I'm pretty sure that if Kavanaugh punched Graham in the face, Graham would not think somebody else did it.

20. Kavanaugh is obviously an intelligent man and has been involved in jurisprudence for decades. 

That didn't stop him from repeatedly trying to claim that a short statement written by an attorney on Mark Judge's behalf was the equivalent of an independent FBI investigation and/or testimony under oath before the Senate.

Kavanaugh even tried to blame alcohol addiction for any poor behavior by his friend.

I want to hear from this guy, Mark Judge. He supposedly was in the room when a nominee for the highest court in the land committed sexual assault. He should be interviewed by the FBI, and he should be subpoenaed by Congress and compelled to testify.

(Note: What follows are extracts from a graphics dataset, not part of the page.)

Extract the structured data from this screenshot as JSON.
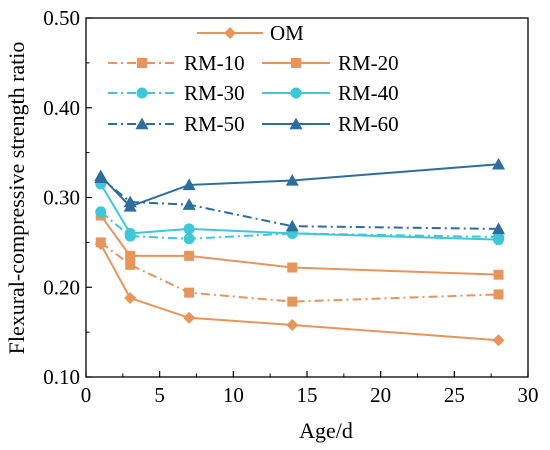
{
  "chart_data": {
    "type": "line",
    "title": "",
    "xlabel": "Age/d",
    "ylabel": "Flexural-compressive strength ratio",
    "xlim": [
      0,
      30
    ],
    "ylim": [
      0.1,
      0.5
    ],
    "x_ticks": [
      0,
      5,
      10,
      15,
      20,
      25,
      30
    ],
    "y_ticks": [
      0.1,
      0.2,
      0.3,
      0.4,
      0.5
    ],
    "x_tick_labels": [
      "0",
      "5",
      "10",
      "15",
      "20",
      "25",
      "30"
    ],
    "y_tick_labels": [
      "0.10",
      "0.20",
      "0.30",
      "0.40",
      "0.50"
    ],
    "grid": false,
    "legend_position": "top",
    "x": [
      1,
      3,
      7,
      14,
      28
    ],
    "series": [
      {
        "name": "OM",
        "values": [
          0.248,
          0.188,
          0.166,
          0.158,
          0.141
        ],
        "color": "#E8955C",
        "marker": "diamond",
        "dash": "solid"
      },
      {
        "name": "RM-10",
        "values": [
          0.25,
          0.225,
          0.194,
          0.184,
          0.192
        ],
        "color": "#E8955C",
        "marker": "square",
        "dash": "dashdot"
      },
      {
        "name": "RM-20",
        "values": [
          0.28,
          0.235,
          0.235,
          0.222,
          0.214
        ],
        "color": "#E8955C",
        "marker": "square",
        "dash": "solid"
      },
      {
        "name": "RM-30",
        "values": [
          0.284,
          0.257,
          0.254,
          0.26,
          0.256
        ],
        "color": "#3CC8D8",
        "marker": "circle",
        "dash": "dashdot"
      },
      {
        "name": "RM-40",
        "values": [
          0.315,
          0.26,
          0.265,
          0.26,
          0.253
        ],
        "color": "#3CC8D8",
        "marker": "circle",
        "dash": "solid"
      },
      {
        "name": "RM-50",
        "values": [
          0.322,
          0.295,
          0.292,
          0.268,
          0.265
        ],
        "color": "#2E6E9E",
        "marker": "triangle",
        "dash": "dashdot"
      },
      {
        "name": "RM-60",
        "values": [
          0.324,
          0.29,
          0.314,
          0.319,
          0.337
        ],
        "color": "#2E6E9E",
        "marker": "triangle",
        "dash": "solid"
      }
    ]
  }
}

Yes, the FBI already has looked thoroughly into Kavanaugh's background. But its officers have not had a chance to do so since these very credible allegations have come to light.


Bottom line:

If I were a Republican senator who wasn't a total partisan hack, and if I cared at all about both the truth and the sanctity of the Supreme Court, I would tell Senate Majority Leader Mitch McConnell to delay the vote until after a full FBI investigation.

That's apparently exactly what happened, thanks to Flake and a few other Republicans who were on the fence after Thursday's testimony.

I'm impressed that Trump agreed to it - every once in a very great while, he does give us a pleasant surprise.

Here's hoping that this isn't just a head fake to placate a few Republicans, that it's a legitimate investigation. There were enough inconsistencies (and maybe even misleading statements) from Kavanaugh to warrant an extra look.